Performance is impacted by change. When people get distracted by what is changing around them, when they are unclear, confused, or feel insecure, they lose focus, and this has a negative impact on performance. However, change, when done well, can bring opportunity. When approached with thoughtful planning and meaningful engagement, the changes can provide the opportunity to ‘build back better’.

There will be several phases the leader will have to orchestrate over the coming months; Anticipation, Honeymoon, Integration, Performance, and Growth. Each phase is important to positively impact performance – or risk a drop in performance that we call ‘the COVID-19 Performance Gap’.

Let’s take a look at the critical first phase – Anticipation. Within this phase there are three key steps; Preparation, Execution, and Reopening. Let’s look at the practical considerations for each, to orchestrate this phase successfully.

Preparation. No doubt your business has been holding COVID Committee meetings throughout the crisis. Now that it is, thankfully, time to focus on reopening, the committee should consider engaging with staff to understand how they will return to work after working from home or being furloughed for over eight weeks.

A staff survey will provide many insights; how employees typically travel to work, the distance they live from the office, their preferred work location, how often they would prefer to be in the office, how they feel about flexible work times, and any health considerations for themselves or immediate family.

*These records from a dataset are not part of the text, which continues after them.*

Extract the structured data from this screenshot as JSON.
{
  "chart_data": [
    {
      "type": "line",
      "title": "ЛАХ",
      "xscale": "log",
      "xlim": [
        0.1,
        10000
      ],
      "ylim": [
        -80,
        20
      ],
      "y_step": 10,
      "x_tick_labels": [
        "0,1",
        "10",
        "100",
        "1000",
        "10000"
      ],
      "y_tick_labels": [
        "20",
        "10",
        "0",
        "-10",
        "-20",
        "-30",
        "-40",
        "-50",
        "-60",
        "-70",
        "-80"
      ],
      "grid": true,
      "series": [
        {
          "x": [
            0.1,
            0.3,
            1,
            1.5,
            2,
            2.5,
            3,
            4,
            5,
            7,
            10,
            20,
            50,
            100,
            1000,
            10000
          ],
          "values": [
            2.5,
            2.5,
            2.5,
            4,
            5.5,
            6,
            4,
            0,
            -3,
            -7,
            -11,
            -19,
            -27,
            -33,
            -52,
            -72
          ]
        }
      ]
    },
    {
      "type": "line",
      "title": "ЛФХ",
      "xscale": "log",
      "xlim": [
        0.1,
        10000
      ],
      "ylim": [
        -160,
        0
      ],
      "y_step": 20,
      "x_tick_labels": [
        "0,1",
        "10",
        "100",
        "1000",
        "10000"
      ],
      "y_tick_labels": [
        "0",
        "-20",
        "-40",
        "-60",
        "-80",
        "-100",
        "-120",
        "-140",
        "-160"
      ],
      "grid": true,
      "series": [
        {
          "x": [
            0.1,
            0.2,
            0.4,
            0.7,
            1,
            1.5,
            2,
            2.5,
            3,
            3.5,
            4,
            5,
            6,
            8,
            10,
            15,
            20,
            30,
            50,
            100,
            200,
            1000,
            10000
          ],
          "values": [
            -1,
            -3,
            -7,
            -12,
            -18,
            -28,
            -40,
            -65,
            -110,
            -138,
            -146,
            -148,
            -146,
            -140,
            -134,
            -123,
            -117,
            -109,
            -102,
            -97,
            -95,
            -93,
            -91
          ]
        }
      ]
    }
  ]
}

Understanding how your employees are feeling is a vital piece of information to consider in your planning. The leadership team can use this information to create a Return to Work Plan.

Execution: Considerations in this stage include; an induction programme for employees so that they know what to expect when they do return; a symptom questionnaire, social distancing marshals, new processes and procedures, signage…the list is long. Anticipating and planning in advance will help leaders to ensure they have thought through the practicalities of the execution.

Reopening: When the big day comes (and this may happen gradually over a period of days or weeks), it is important to manage both employee and customer expectations, having marshals trained to ensure compliance in each location, and a review process to learn what is going well and what needs to be amended.

This is uncharted water for everyone, and leaders must acknowledge that it is also a learning process. Most companies will realise that it is much easier to close an office than reopen one!

Each of the five phases will have individual steps and require careful planning but will pay dividends over what we anticipate is a six-to-seven-month period. As the conductor, the business leader will bring together teams from throughout the organisation to each play their part, in creating a production that works.

In this new normal, there is every chance that it could even sound better than before. And that will be music to everyone’s ears.